Language Subtag Registration Form: variant "signed"

Peter Constable petercon at microsoft.com
Tue Feb 28 08:22:12 CET 2006


I had an hour conversation today with an SIL linguist that has been assisting teams working on sign language projects for a number of years. We discussed various things, including the phenomenon of "signed-spoken-lang-X" varieties.

In thinking about how to construct tags for these languages, the crucial question in my mind is this (using "signed English" in the US as an example): 

Is signed English 

1) basically English expressed in a different modality,
2) basically ASL with some kind of modification or qualification -- e.g. a dialect or register, or
3) a pidgin of English and ASL?

Whichever it is, we should tag it accordingly (and if three, then possibly code as though it were a distinct language).

I was thinking we might use a subtag "-signed" based on the assumption that (1) was applicable. I know understand that these language varieties typically fall into (2), though perhaps sometimes into (3); generally these are probably best thought of as registers of the relevant signed language. They typically use phonology and lexica from the sign language and impose elements of the syntax (possibly including morphology) of the spoken language.

Thus, here's my thoughts on a good approach to tagging signed languages:

- We treat "sgn" as though it were a macrolanguage. (My contact said that really wasn't that much of a stretch.)

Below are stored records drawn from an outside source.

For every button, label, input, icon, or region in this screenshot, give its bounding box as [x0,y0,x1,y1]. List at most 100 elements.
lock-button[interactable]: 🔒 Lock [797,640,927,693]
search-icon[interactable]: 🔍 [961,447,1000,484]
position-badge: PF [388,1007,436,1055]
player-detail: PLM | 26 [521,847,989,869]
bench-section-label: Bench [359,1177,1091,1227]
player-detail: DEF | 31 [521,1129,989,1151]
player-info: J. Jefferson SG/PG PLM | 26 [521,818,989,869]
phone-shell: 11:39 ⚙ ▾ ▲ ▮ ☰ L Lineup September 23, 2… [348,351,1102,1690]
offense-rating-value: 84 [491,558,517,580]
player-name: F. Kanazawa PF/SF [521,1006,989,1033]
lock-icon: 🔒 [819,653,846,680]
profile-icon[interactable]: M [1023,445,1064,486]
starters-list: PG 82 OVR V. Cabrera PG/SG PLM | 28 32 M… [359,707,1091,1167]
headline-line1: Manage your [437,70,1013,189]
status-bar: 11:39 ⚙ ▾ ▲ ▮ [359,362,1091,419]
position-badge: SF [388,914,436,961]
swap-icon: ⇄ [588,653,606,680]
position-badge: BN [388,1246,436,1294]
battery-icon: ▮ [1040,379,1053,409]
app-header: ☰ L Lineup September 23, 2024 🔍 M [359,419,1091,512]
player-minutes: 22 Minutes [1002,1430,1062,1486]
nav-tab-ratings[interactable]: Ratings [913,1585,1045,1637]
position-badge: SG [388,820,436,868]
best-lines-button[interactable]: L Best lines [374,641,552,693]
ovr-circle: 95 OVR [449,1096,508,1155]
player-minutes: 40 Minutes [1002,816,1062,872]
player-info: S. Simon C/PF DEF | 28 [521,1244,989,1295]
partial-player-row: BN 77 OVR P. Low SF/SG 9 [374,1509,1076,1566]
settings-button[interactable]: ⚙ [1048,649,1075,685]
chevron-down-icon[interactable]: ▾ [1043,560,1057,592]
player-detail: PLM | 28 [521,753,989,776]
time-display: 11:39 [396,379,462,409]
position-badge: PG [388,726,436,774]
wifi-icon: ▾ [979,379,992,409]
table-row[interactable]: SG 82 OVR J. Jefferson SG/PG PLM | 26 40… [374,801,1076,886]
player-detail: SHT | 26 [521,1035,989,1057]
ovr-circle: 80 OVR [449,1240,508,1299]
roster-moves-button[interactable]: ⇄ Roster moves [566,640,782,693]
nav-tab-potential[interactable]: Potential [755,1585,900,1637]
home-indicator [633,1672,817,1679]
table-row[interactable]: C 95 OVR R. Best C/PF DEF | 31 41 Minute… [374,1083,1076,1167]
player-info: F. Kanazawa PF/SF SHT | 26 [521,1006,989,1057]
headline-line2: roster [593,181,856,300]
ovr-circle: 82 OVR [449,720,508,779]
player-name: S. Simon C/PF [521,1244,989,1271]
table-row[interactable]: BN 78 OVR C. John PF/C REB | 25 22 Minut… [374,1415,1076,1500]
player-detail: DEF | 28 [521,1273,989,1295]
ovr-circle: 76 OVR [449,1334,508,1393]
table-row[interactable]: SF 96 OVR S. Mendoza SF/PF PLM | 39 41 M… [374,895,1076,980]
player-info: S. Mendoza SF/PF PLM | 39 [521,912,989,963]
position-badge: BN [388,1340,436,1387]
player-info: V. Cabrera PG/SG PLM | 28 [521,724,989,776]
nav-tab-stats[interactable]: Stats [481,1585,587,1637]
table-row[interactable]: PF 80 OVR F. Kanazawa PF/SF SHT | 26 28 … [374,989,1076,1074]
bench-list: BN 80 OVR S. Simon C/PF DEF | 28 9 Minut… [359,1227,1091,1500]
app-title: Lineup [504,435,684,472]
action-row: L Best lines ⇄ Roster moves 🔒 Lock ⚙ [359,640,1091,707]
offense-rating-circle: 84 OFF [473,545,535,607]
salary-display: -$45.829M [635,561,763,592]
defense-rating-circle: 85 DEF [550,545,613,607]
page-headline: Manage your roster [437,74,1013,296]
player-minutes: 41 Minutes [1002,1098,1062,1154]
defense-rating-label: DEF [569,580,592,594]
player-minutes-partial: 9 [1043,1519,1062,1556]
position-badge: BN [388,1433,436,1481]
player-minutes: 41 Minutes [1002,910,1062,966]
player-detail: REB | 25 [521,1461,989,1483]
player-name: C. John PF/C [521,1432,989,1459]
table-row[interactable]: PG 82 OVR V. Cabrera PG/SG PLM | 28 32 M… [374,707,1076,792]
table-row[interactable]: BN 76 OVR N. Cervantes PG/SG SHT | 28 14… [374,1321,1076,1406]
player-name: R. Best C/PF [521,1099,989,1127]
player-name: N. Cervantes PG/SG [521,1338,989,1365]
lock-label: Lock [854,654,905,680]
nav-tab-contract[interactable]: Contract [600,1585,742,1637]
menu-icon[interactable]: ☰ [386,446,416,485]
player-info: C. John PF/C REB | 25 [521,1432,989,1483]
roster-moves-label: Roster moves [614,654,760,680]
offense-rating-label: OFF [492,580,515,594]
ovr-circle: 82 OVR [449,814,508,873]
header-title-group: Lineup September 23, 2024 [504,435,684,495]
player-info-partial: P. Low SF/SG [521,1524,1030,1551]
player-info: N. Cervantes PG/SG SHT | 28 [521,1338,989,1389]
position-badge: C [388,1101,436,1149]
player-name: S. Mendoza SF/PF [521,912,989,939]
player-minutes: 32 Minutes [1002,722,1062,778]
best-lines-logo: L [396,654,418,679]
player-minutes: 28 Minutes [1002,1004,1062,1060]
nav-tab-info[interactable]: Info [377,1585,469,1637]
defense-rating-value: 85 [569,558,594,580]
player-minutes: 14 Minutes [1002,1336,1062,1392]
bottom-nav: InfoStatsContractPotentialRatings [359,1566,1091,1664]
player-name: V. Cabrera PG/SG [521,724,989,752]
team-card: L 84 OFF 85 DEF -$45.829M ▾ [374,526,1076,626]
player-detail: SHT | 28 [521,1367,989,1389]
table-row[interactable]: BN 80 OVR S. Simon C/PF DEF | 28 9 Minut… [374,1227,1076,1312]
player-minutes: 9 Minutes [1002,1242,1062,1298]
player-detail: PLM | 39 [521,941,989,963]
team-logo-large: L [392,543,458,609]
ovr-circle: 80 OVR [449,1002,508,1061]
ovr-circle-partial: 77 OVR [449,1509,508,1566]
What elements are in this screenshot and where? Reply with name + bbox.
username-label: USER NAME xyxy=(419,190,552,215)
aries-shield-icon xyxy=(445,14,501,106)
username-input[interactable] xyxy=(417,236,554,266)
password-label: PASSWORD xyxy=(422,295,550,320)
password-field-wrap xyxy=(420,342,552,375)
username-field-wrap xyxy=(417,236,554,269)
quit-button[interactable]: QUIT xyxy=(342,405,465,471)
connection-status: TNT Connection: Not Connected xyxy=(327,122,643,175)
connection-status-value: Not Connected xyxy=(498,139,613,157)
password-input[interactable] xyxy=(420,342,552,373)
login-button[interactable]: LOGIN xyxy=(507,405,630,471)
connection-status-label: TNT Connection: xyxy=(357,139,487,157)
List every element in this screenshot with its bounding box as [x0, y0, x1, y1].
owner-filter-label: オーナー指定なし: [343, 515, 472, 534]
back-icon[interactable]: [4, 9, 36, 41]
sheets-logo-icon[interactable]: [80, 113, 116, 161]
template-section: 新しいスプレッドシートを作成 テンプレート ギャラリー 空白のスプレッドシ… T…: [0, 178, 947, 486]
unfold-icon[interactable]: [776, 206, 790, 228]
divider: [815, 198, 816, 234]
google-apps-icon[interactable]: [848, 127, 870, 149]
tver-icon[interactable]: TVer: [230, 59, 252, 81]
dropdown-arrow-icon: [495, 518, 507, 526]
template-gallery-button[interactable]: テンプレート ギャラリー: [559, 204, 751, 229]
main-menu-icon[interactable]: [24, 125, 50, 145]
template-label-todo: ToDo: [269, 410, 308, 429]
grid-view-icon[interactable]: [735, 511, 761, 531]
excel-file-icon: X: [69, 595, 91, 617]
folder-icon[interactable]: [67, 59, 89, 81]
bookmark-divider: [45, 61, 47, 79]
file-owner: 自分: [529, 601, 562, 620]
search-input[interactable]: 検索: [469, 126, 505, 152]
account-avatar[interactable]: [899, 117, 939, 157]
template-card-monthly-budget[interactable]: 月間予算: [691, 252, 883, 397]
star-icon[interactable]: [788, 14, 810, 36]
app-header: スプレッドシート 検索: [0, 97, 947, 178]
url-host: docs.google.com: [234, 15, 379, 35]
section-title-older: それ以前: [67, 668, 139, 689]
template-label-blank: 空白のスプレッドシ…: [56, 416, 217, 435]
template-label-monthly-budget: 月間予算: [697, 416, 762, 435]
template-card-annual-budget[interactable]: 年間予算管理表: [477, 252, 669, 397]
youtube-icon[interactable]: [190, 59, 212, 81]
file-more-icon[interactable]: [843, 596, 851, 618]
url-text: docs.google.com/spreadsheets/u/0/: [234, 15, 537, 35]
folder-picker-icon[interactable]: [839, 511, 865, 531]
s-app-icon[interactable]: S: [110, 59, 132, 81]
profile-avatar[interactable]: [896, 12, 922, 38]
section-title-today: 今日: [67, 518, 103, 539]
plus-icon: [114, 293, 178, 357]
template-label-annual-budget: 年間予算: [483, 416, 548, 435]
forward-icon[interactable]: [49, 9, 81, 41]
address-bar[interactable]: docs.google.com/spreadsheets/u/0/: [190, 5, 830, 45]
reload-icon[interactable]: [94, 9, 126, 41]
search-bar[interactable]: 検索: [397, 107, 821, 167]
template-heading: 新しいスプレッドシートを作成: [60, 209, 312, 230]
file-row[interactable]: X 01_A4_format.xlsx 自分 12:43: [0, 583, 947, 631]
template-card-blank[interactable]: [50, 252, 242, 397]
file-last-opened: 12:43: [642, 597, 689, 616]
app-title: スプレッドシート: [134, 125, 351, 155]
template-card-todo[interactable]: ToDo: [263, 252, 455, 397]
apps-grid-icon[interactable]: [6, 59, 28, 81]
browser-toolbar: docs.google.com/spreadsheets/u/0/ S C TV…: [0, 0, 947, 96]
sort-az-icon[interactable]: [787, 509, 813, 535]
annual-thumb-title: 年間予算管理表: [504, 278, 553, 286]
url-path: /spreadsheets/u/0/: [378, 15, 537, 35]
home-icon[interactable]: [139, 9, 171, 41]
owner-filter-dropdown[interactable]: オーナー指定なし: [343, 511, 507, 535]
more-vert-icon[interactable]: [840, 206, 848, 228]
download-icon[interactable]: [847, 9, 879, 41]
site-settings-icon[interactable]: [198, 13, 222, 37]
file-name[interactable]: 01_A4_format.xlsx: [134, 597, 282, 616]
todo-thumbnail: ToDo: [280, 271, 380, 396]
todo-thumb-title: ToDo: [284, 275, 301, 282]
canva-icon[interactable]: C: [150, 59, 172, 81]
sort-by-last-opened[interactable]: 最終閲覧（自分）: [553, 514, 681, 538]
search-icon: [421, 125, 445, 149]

- We use ISO 639-3 IDs as extlang subtags together with a primary subtag of "sgn"; e.g., "sgn-ase" for ASL. All signed languages (SLs proper, not the Signed English cases) use tags constructed this way.

- We generally treat varieties like Signed English as registers of the signed language they are associated with. Thus, the tag is formed by adding a variant subtag to the tag for the sign language. Because there can be multiple varieties for a given sign language/spoken language combination, registered variant subtags provide the necessary level of flexibility. E.g. something like "sgn-ase-enexact" "sng-ase-enexact2" for SEE and SEE2; and "sgn-ase-esbaja" for the signed Spanish spoken in southern Baja California (which is based on ASL).

- For cases of signed-spoken-lang-X that are pidgins, we treat these based on whatever general principles we adopt for pidgins. (I'm not sure at the moment what that should be; the problem with pidgins is that they are transitional and not yet stable -- they may stabilize as a creole or they may continue to mutate or they may disappear.)


This should give generally good results for matching algorithms. Having "sgn" at the start immediately sets apart the modality, which will generally trump any other distinction in importance to the user. A request for "sgn-ase" will return results that include (the hypothetical) "sgn-ase-enexact" and "sgn-ase-esbaja", which is likely to be reasonable: an ASL speaker is going to recognize all or nearly all of the lexical items in either case and so will have about as much problem in comprehension as we'd expect from dialect or register differences.

This is a preliminary take. I'm know my understanding is still limited, and that are likely to be several parts of what I've outlined that need work and further discussion.